Après le prince héritier saoudien, l'émir Nayef Ben Abdelaziz Al-Saoud,
vice-président du Conseil des ministres, ministre de l'Intérieur du royaume
d'Arabie Saoudite, c'est au tour du chef d'état-major des forces armées du
Qatar, le général-major Hamad Ben Ali Attiya, à entamer mardi une visite
officielle de deux jours en Algérie. Officiellement, à l'invitation du général
de corps d'armée, Ahmed Gaid Salah, chef d'état-major de l'Armée nationale
populaire (ANP).
La communication officielle, minimaliste, a tendance à mettre en avant
les relations bilatérales. C'est le cas, par exemple, de la visite du chef
d'état-major qatari dont on précise qu'elle «s'inscrit dans le cadre de la
coopération militaire entre l'Algérie et le Qatar». L'émir héritier saoudien a
été reçu par le président Abdelaziz Bouteflika à la résidence d'Etat de
Zéralda. Il est probable que le chef d'état-major de l'armée qatarie le sera
également. Et il n'est pas difficile d'imaginer que le sujet de préoccupation
majeur qui mobilise les monarchies du Golfe et singulièrement Ryad et Doha a
pour nom: la Syrie.
FIXATION MONARCHIQUE ET SECTARISME RELIGIEUX
C'est même une fixation des deux monarchies dont les responsables sont
engagés dans une sorte de bras de fer personnel pour faire tomber Bachar Al
Assad et son régime. Depuis le début de la crise syrienne, les deux capitales
ont mis à disposition de l'opposition syrienne leurs chaînes de télévision
satellitaires et notamment les deux «concurrentes», Al Jazira et Al-Arabiya.
Les deux chaînes d'information continue les plus regardées du monde arabe ne
font plus même pas attention aux formes et se livrent à une propagande primaire
qui gêne même les plus grands détracteurs du régime de Bachar Al Assad.
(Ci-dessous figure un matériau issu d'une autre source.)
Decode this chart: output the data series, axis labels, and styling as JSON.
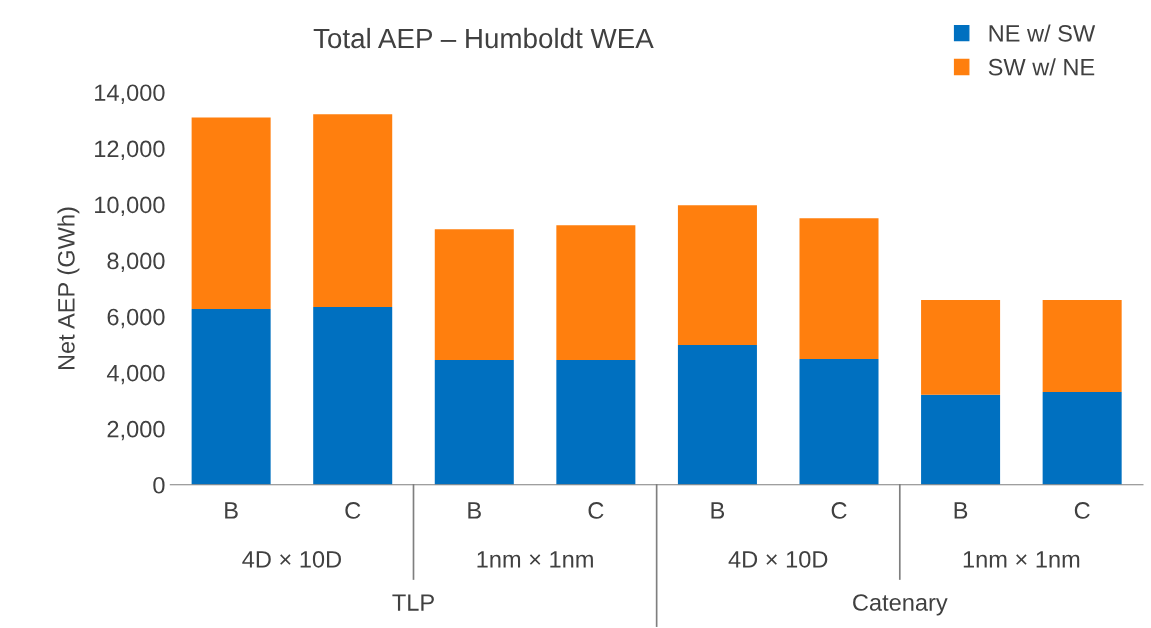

Ces
médias obéissent à leurs propriétaires juridique et politique qui ont fait de
la chute du régime en place à Damas la priorité absolue. Leur diplomatie est
hyperactive et elles ont réussi, jusqu'à un certain point, à prendre en main la
Ligue arabe. Jusqu'à un certain point seulement. Il est
clair que tous les membres de la Ligue ne partagent pas la démarche offensive
de Ryad et de Doha, fortement motivée par un sectarisme sunnite et une volonté
de briser ce qu'ils considèrent comme «l'arc chiite» qui va de Téhéran à
Beyrouth en passant par Baghdad et Damas. Il n'est pas utile de relever que le
dernier sommet arabe, tenu précisément à Baghdad, n'a pas repris l'exigence
d'un départ de Bachar Al Assad. Et bien entendu, le gouvernement algérien, tout
en adoptant une position «discrète» sur la crise syrienne, ne partage pas, lui
aussi, l'activisme anti-Bachar des monarchies du Golfe. Sur la crise syrienne
qui est «lointaine», comparativement à la crise libyenne qui se déroulait à sa
frontière, l'Algérie n'est pas vraiment très loquace. Et on peut voir dans ce
défaut d'expression une forte réserve à la démarche des Saoudiens et des
Qataris.
DISTRIBUER DES ARMES, UNE IDEE DANGEREUSE
L'idée des Saoudiens et des Qataris de livrer des armes à l'opposition
syrienne-ils le font déjà selon de nombreuses sources - est, vue d'Alger, une
très mauvaise idée. Et l'actualité du Mali qui s'effondre rappelle qu'on ne met
pas impunément en circulation des armes sans que cela ne provoque des dommages
majeurs. La destruction du pouvoir libyen par la guerre menée par l'Otan a
entrainé un déversement d'armes dont on voit l'effet au Mali. C'est un feu qui
pourrait s'étendre à d'autres pays. La comparaison avec la Syrie n'est pas
farfelue. Le régime syrien est politiquement affaibli mais après une année de
contestation et des défections au sein de l'armée, les appareils sécuritaires
restent largement acquis au régime. Organiser un flux d'armement vers la Syrie
ne va pas entraîner la chute du régime mais une plongée abyssale dans une
guerre civile et intercommunautaire qui risque de souffler, immédiatement, le
Liban. Il sera difficile pour Ryad et Doha de convaincre Alger de soutenir une
militarisation aventureuse qui ne va pas faire tomber le régime… mais qui
risque, plus sûrement, de détruire la Syrie. Même si le régime syrien n'est
politiquement pas défendable, rien ne justifie qu'Alger suive Doha et Ryad dans
une démarche maximaliste qui refuse le principe de la négociation… Et qui
pousse pas conséquent à la poursuite d'un interminable et destructeur bras de
fer.
-
Votre commentaire
Votre commentaire s'affichera sur cette page après validation par l'administrateur.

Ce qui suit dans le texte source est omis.